All in all, the program has given out 82 awards out of the 1,400 nominations submitted over the years.

“For too long, chemicals in commerce in the United States have gone under-regulated, which has provided little to no incentive for companies (to make safer chemicals),” said Ansje Miller, the eastern state director for the Center for Environmental Health. “I think the Presidential Green Chemistry Challenge Awards is a step in the right direction to create a positive incentive.”

But, she added, things like awards need to be coupled with reform of the country’s chemicals laws, such as the push to change the Toxics Substances Control Act so that companies need to test chemicals for safety before they are put on the marketplace.

“I don’t think we’re going to see toxics come off the market altogether through something like an awards program,” Miller said. “Green chemistry is a nascent field, so as much as we can do to encourage that field, I support.”

Sherwin-Williams was awarded for its water-based acrylic alkyd technology being used in some commercial and architectural paints. Alkyd paints are commonly made from oil and emit high levels of volatile organic compounds. The technology being used by Sherwin-Williams results in low-VOC, water-based paints that are made from recycled plastic bottles and soybean oil.

Since launching three paints using the technology in 2010, the company says it avoided the emission of more than 800,000 pounds of VOCs, and avoided the use of 1,000 barrels of oil by instead using 250,000 pounds of PET plastic and 320,000 pounds of soybean oil.

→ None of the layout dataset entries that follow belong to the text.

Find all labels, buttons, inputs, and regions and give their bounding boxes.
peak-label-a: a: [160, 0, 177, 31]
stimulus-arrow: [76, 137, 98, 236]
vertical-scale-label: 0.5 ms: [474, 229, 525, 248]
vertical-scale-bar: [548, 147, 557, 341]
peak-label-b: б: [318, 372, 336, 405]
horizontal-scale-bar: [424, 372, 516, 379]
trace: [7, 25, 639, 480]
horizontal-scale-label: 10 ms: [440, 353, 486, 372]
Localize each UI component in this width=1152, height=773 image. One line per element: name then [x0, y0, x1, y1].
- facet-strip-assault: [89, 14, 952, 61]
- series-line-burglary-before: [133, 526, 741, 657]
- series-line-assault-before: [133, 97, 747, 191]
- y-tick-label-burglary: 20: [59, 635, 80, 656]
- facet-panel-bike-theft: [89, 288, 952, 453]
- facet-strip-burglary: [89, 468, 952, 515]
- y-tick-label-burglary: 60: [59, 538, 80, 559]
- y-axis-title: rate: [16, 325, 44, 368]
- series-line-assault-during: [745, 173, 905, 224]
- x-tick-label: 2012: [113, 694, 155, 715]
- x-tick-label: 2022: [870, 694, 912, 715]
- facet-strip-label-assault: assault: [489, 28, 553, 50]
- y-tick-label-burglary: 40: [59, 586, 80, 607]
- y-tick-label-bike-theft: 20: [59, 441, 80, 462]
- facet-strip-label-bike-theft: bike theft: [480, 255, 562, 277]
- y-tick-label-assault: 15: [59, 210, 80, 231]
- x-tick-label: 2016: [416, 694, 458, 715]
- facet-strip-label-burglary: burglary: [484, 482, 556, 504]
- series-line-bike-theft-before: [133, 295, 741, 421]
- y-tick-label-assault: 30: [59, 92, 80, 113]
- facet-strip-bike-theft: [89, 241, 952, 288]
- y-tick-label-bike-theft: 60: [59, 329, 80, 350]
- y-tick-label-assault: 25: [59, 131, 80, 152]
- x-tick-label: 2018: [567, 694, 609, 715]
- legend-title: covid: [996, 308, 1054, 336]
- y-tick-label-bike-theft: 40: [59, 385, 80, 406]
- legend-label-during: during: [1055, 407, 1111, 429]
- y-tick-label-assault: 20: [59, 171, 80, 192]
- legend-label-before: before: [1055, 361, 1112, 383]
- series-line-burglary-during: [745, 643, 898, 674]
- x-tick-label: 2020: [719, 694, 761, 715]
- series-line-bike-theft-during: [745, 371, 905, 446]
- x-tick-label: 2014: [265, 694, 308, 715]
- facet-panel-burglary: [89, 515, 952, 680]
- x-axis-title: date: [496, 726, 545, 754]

While Sherwin-Williams was awarded for cleaning up its own products, two other companies were recognized for efforts that could have wider-ranging impacts on a range of chemicals and products.

Genomatica received an award for its work on a bio-based version of building block chemical 1,4-Butanediol (BDO), which we’ve covered previously. BDO is used in spandex, automotive plastics and other common products. Instead of making BDO from petroleum, Genomatica produces it with genetically-engineered microbes that create the chemical by fermenting sugars.

The company says its process at the commercial scale, expected to be up and running in 2012, will use 60 percent less energy and result in 70 percent fewer carbon dioxide emissions than BDO made from natural gas, along with reducing byproducts and costing 15-30 percent less to produce.

BioAmber, another awardee, makes succinic acid, a starting molecule for the creation of other chemicals, out of E. coli instead of petroleum. The company has been producing succinic acid since early 2010 through bacterial fermentation of glucose with an E. coli biocatalyst licensed from the Department of Energy.

The process uses 60 percent less energy and costs 40 percent less to make than succinic acid made from petroleum.

The final award for companies went to Kraton Performance Polymers for its NEXARTM polymer membrane technology. The membranes are used for purifying salt water by reverse osmosis. Kraton’s membranes are made using less solvent and can be used to purify hundreds of times more water than traditional membranes while halving energy costs and cutting membrane expenses by 70 percent.

The academic award went to Bruce Lipshutz, of the University of California, Santa Barbara for designing a surfactant that allows water to replace organic solvents, which are used in most chemical manufacturing processes and are volatile, toxic, flammable and end up as waste. Lipshutz’s surfactant forms small droplets in water, and organic chemicals can dissolve in and react in them, eliminating the need for organic solvents.